My root argument is that the graph isn't meaningless. It's maybe not what the author intended (the author of the WHO graph, that is), in that it's not a slam-bam refutation of a relationship of cholesterol to heart disease. What I see in this and in the 22-countries type graphs is that at a given average national cholesterol level, you can have a wide variation in heart disease mortality.

That doesn't address one of critic's main thrusts: the graph, while allegedly drawn from WHO data, isn't specific about the methodology behind the graph, nor has that methodology been peer reviewed. That immediately makes the graph suspect and invalid to use for advocating anything.
Quote:
Two rat cages. In one the rats are exposed to aflatoxin from rancid peanuts, in another, they aren't. In one rat cage--a high casein diet causes high liver cancer. In the other, it seems to be harmless. Yes we ought to pay attention to any apparent effects of excess casein in one of the cages. But we ought to pay attention to the cage where casein doesn't seem to matter, as well.

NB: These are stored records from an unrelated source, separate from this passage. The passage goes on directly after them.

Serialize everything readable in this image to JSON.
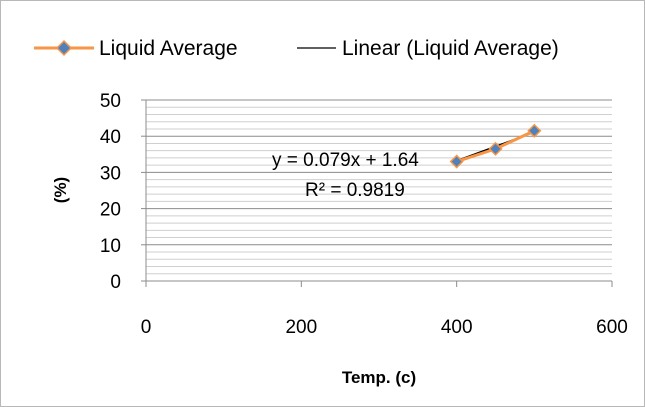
{
  "chart_data": {
    "type": "scatter",
    "legend_position": "top",
    "legend": [
      "Liquid Average",
      "Linear (Liquid Average)"
    ],
    "series": [
      {
        "name": "Liquid Average",
        "x": [
          400,
          450,
          500
        ],
        "y": [
          33,
          36.5,
          41.5
        ],
        "line_color": "#f79646",
        "marker_color": "#4f81bd",
        "marker": "diamond"
      }
    ],
    "trendline": {
      "name": "Linear (Liquid Average)",
      "type": "linear",
      "slope": 0.079,
      "intercept": 1.64,
      "equation": "y = 0.079x + 1.64",
      "r_squared": "R² = 0.9819",
      "color": "#000000"
    },
    "xlabel": "Temp. (c)",
    "ylabel": "(%)",
    "xlim": [
      0,
      600
    ],
    "ylim": [
      0,
      50
    ],
    "x_ticks": [
      "0",
      "200",
      "400",
      "600"
    ],
    "y_ticks": [
      "0",
      "10",
      "20",
      "30",
      "40",
      "50"
    ],
    "grid": true
  }
}
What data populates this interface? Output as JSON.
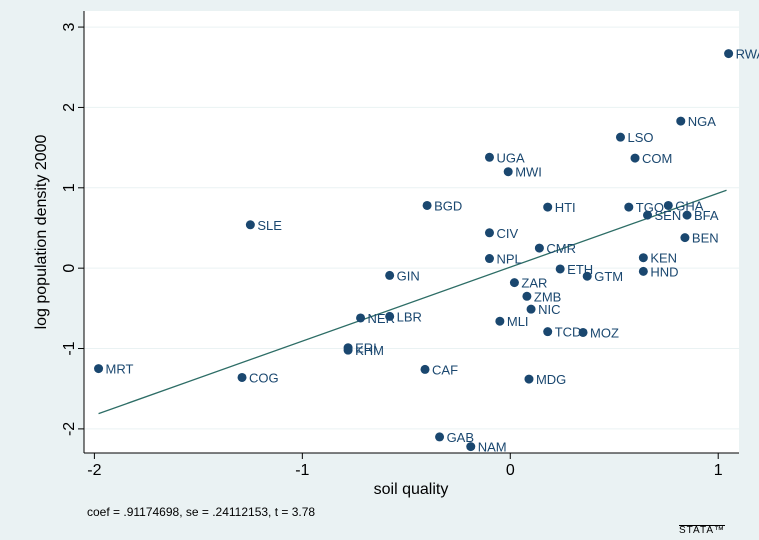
{
  "chart_data": {
    "type": "scatter",
    "title": "",
    "xlabel": "soil quality",
    "ylabel": "log population density 2000",
    "xlim": [
      -2.05,
      1.1
    ],
    "ylim": [
      -2.3,
      3.2
    ],
    "x_ticks": [
      -2,
      -1,
      0,
      1
    ],
    "x_tick_labels": [
      "-2",
      "-1",
      "0",
      "1"
    ],
    "y_ticks": [
      -2,
      -1,
      0,
      1,
      2,
      3
    ],
    "y_tick_labels": [
      "-2",
      "-1",
      "0",
      "1",
      "2",
      "3"
    ],
    "grid": "horizontal",
    "fit_line": {
      "x": [
        -1.98,
        1.04
      ],
      "y": [
        -1.81,
        0.97
      ]
    },
    "points": [
      {
        "label": "RWA",
        "x": 1.05,
        "y": 2.67
      },
      {
        "label": "NGA",
        "x": 0.82,
        "y": 1.83
      },
      {
        "label": "LSO",
        "x": 0.53,
        "y": 1.63
      },
      {
        "label": "COM",
        "x": 0.6,
        "y": 1.37
      },
      {
        "label": "UGA",
        "x": -0.1,
        "y": 1.38
      },
      {
        "label": "MWI",
        "x": -0.01,
        "y": 1.2
      },
      {
        "label": "BGD",
        "x": -0.4,
        "y": 0.78
      },
      {
        "label": "HTI",
        "x": 0.18,
        "y": 0.76
      },
      {
        "label": "TGO",
        "x": 0.57,
        "y": 0.76
      },
      {
        "label": "GHA",
        "x": 0.76,
        "y": 0.78
      },
      {
        "label": "SEN",
        "x": 0.66,
        "y": 0.66
      },
      {
        "label": "BFA",
        "x": 0.85,
        "y": 0.66
      },
      {
        "label": "BEN",
        "x": 0.84,
        "y": 0.38
      },
      {
        "label": "SLE",
        "x": -1.25,
        "y": 0.54
      },
      {
        "label": "CIV",
        "x": -0.1,
        "y": 0.44
      },
      {
        "label": "CMR",
        "x": 0.14,
        "y": 0.25
      },
      {
        "label": "NPL",
        "x": -0.1,
        "y": 0.12
      },
      {
        "label": "KEN",
        "x": 0.64,
        "y": 0.13
      },
      {
        "label": "ETH",
        "x": 0.24,
        "y": -0.01
      },
      {
        "label": "HND",
        "x": 0.64,
        "y": -0.04
      },
      {
        "label": "GTM",
        "x": 0.37,
        "y": -0.1
      },
      {
        "label": "GIN",
        "x": -0.58,
        "y": -0.09
      },
      {
        "label": "ZAR",
        "x": 0.02,
        "y": -0.18
      },
      {
        "label": "ZMB",
        "x": 0.08,
        "y": -0.35
      },
      {
        "label": "NIC",
        "x": 0.1,
        "y": -0.51
      },
      {
        "label": "LBR",
        "x": -0.58,
        "y": -0.6
      },
      {
        "label": "NER",
        "x": -0.72,
        "y": -0.62
      },
      {
        "label": "MLI",
        "x": -0.05,
        "y": -0.66
      },
      {
        "label": "TCD",
        "x": 0.18,
        "y": -0.79
      },
      {
        "label": "MOZ",
        "x": 0.35,
        "y": -0.8
      },
      {
        "label": "ERI",
        "x": -0.78,
        "y": -0.99
      },
      {
        "label": "KHM",
        "x": -0.78,
        "y": -1.02
      },
      {
        "label": "CAF",
        "x": -0.41,
        "y": -1.26
      },
      {
        "label": "MDG",
        "x": 0.09,
        "y": -1.38
      },
      {
        "label": "MRT",
        "x": -1.98,
        "y": -1.25
      },
      {
        "label": "COG",
        "x": -1.29,
        "y": -1.36
      },
      {
        "label": "GAB",
        "x": -0.34,
        "y": -2.1
      },
      {
        "label": "NAM",
        "x": -0.19,
        "y": -2.22
      }
    ],
    "note": "coef = .91174698, se = .24112153, t = 3.78",
    "colors": {
      "marker": "#1a476f",
      "fit_line": "#2d6d66",
      "grid": "#eaf2f3",
      "background": "#eaf2f3",
      "plot_background": "#ffffff"
    }
  },
  "logo_text": "STATA™"
}
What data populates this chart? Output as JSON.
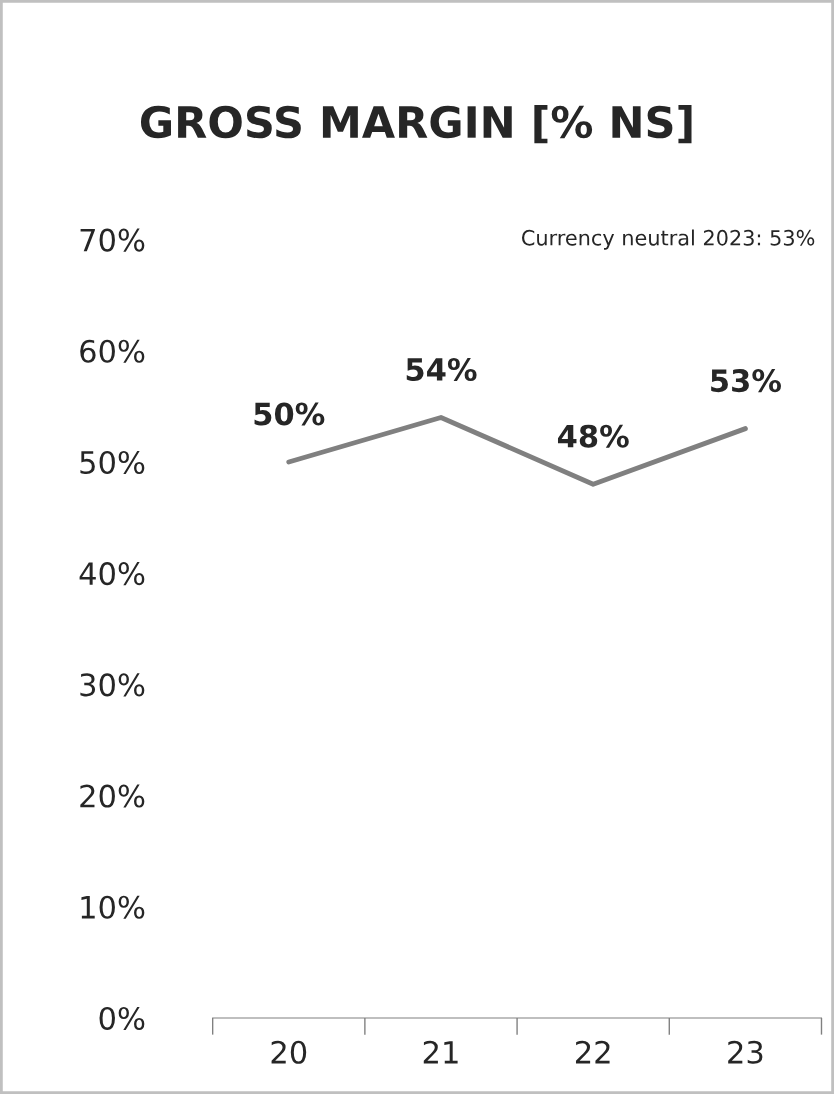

That would be a reasonable line of thinking except for the fatal problem noted earlier.
Quote:
It would be interesting to see a less Western-centric study like the one posted with data from mostly Western Europe and North America. In places where the WHO data shows high mortality from heart disease paired with lower average cholesterol, I wonder what the relationship between changes in cholesterol and heart disease looks like?

Someone or some group with reputable credentials (e.g. a Cochrane Collaboration group) would have to validate the data/the data collection process and the graphing methodology. Then, yes, a comparison would be interesting.